You may already have a well developed training schedule that includes weight training, cardio/aerobic exercise and resistance training, but have you thought of adding some yoga. Because of its perceived gentle nature, yoga is often overlooked as an extremely effective complement to a regular exercise routine. Adding a little bit of yoga to your training/workout routine will offer many benefits. Ultimately, it will help you strengthen and tone your muscles evenly as you work out. The poses and meditation also enhance your flexibility, balance, and contribute to a happier training routine.

The postures of yoga target all the joints of your body even though you rarely use some. The exercises also strengthen joints you regularly work out such as hips, knees and ankles. It straightens and strengthens the spinal cord as well as tightens the core. These will in turn lower chronic pain on your lower back. It also lubricates your joints, which means they will hurt less while you are working out.

Adding some Yoga to your workouts can have several benefits:

  1. Core Strength – Yoga’s slow, focused movements demand a strong midsection, which creates a perfect foundation for strength training and bodybuilding. The isometric contractions that are part of many of the yoga positions tap into a new level of resistance training that cannot be accomplished with exercise equipment alone.
  2. Range of Motion and Flexibility – Yoga training will help improve performance and prevent injuries during workouts and athletics by gently increasing your range of motion and flexibility.
  3. Balance – Athletic training and weight training effectively develop certain specified muscle groups while some other may get ignored causing an imbalance in the mechanics and muscular system. Yoga training can help improve your body’s balance by addressing some of these underdeveloped areas.
  4. Effective Breathing – Breathing supplies your body and muscles with essential oxygen. During athletic events and workout routines, it is easy to forget to take in full breaths and deliver the proper oxygen levels to all required areas. Yoga helps to train your body how to effectively take deep full breaths.
  5. Downtime Exercise – Too much of something is not a good thing. It is important to take downtime when working out. Use your downtime days to stay active and by doing yoga. There are many yoga styles that are relaxed and less intense to offer the ability to exercise during off days (or even injured, with physicians approval).

Doing a few yoga moves before your workout will minimize or prevent injuries during the workout.

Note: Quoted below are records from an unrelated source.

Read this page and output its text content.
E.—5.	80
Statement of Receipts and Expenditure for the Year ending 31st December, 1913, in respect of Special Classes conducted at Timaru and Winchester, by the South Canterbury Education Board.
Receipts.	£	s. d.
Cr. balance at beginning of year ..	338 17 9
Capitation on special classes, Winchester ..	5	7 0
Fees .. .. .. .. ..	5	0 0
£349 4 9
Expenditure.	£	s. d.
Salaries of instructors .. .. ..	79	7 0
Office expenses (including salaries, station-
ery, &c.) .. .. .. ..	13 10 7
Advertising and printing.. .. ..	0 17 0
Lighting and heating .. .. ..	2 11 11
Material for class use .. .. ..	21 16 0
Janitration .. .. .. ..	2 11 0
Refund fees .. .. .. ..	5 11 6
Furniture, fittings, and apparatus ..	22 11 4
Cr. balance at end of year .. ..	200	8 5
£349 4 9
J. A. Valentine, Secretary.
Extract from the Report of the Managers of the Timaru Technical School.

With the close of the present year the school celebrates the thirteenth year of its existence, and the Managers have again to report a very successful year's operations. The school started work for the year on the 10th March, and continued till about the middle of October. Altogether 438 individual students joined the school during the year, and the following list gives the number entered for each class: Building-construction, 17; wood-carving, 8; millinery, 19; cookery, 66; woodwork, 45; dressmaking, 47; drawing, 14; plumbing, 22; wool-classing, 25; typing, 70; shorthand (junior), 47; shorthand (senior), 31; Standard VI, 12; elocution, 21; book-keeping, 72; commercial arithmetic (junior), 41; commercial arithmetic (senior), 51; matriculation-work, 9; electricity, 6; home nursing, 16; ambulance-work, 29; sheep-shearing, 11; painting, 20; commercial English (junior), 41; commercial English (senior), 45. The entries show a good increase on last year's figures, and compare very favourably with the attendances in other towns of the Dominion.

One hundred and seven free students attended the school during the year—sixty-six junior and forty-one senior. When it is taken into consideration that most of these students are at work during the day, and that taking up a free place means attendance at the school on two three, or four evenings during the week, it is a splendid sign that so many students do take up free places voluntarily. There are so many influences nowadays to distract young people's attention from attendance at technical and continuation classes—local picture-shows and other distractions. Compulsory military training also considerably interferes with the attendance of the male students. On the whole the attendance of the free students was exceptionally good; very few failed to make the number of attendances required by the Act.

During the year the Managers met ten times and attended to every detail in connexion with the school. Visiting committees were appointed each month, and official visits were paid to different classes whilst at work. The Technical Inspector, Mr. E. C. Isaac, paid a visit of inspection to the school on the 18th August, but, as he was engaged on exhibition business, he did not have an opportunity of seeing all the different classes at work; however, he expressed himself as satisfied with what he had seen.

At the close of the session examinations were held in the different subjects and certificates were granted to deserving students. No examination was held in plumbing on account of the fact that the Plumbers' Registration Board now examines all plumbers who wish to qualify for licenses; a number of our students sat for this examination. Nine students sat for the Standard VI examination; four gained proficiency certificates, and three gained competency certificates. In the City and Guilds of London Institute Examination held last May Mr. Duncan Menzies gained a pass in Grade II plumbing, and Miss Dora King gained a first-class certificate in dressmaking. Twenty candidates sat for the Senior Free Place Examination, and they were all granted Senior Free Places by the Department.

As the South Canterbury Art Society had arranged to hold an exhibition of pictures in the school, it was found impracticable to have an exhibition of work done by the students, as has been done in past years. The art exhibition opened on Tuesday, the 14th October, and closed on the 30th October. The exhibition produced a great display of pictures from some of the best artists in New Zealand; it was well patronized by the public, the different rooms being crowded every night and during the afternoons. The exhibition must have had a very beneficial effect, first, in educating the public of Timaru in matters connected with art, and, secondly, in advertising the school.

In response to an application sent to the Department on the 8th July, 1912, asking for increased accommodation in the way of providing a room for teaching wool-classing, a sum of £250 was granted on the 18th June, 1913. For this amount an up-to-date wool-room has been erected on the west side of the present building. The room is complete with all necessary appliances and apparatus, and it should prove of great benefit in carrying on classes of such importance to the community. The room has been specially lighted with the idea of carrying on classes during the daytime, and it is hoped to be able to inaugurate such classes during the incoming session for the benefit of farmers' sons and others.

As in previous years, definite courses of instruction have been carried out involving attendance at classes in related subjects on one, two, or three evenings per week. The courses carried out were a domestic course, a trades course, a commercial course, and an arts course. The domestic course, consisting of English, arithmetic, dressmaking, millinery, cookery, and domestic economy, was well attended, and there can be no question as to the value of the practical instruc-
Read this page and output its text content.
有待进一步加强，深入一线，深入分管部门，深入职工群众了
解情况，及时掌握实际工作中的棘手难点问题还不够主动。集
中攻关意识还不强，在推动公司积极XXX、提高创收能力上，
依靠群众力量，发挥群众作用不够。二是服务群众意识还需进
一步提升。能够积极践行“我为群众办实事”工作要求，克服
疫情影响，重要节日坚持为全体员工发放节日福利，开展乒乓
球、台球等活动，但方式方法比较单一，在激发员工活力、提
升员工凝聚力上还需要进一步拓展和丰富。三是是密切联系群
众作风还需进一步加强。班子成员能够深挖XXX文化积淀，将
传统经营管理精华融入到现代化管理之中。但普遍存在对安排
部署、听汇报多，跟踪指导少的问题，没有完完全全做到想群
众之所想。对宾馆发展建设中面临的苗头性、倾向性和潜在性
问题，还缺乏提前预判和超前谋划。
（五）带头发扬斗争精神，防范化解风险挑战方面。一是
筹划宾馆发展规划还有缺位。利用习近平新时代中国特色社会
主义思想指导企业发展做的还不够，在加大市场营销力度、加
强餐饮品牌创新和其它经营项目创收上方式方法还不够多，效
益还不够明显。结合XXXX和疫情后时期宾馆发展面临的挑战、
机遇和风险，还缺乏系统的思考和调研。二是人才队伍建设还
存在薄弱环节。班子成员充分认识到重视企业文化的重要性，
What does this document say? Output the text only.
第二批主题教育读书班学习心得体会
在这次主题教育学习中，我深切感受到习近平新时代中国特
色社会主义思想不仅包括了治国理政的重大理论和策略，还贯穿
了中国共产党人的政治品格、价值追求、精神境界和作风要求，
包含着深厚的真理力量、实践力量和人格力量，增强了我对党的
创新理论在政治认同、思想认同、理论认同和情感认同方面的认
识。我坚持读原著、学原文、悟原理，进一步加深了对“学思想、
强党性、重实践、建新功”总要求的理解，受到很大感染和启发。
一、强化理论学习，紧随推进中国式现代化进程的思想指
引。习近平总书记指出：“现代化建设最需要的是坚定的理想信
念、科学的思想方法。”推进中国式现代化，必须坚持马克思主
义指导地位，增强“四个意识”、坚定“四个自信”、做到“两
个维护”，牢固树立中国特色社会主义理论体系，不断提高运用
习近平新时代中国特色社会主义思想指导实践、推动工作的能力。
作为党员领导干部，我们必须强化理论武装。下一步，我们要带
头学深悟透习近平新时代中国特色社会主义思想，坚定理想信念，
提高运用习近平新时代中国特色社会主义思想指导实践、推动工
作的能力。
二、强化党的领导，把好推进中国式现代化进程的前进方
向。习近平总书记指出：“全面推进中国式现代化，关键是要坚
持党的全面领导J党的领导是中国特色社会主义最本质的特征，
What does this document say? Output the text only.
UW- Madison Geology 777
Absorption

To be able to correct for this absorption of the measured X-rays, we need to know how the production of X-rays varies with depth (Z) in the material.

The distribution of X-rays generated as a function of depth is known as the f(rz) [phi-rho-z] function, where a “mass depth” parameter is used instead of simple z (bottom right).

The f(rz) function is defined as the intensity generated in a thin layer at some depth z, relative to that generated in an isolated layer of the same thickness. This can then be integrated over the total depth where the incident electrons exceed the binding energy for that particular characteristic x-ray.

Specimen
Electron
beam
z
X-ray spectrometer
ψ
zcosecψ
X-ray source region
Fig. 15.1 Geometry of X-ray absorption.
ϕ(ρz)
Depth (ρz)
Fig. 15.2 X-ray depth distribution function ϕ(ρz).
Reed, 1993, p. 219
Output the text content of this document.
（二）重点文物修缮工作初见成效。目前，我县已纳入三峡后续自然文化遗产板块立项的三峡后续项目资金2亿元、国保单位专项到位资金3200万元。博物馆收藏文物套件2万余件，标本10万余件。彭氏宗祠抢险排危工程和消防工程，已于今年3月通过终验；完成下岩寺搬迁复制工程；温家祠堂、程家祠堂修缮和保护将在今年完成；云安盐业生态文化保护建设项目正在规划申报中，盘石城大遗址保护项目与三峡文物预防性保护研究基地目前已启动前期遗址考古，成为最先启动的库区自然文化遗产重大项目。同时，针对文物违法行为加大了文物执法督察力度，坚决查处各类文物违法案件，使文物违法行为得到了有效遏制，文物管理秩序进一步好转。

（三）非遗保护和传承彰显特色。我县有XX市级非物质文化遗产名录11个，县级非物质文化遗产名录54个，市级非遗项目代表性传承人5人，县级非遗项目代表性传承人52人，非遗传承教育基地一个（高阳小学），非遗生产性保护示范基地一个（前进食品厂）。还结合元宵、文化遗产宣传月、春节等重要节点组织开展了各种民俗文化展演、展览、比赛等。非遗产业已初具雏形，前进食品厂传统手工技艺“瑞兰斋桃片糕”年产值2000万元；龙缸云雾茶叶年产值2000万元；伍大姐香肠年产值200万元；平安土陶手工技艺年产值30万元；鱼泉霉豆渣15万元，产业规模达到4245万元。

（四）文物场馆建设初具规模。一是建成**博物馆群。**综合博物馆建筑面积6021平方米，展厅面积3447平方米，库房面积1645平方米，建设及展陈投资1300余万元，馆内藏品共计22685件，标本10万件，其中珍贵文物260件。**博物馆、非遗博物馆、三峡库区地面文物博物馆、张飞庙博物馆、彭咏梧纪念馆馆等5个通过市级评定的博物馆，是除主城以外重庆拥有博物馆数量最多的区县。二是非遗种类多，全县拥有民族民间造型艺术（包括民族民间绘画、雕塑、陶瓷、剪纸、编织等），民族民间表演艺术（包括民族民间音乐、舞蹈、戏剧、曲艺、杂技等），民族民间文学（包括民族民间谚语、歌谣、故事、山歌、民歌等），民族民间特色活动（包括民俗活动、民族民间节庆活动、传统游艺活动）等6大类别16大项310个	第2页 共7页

Doing yoga after a workout will help your muscles recover and get ready for the next day. Yoga is also beneficial for your internal organs since it stimulates them and prevents various diseases. Get your trainer to help you out by adding some moves into your regular routine or in addition to your workout sessions, add some yoga on the off days. Adding yoga to your workout routine will add a whole new dimension to your total fitness that will serve you well for a lifetime. There are many styles and intensities that you can find one that is perfect for you and your fitness goals.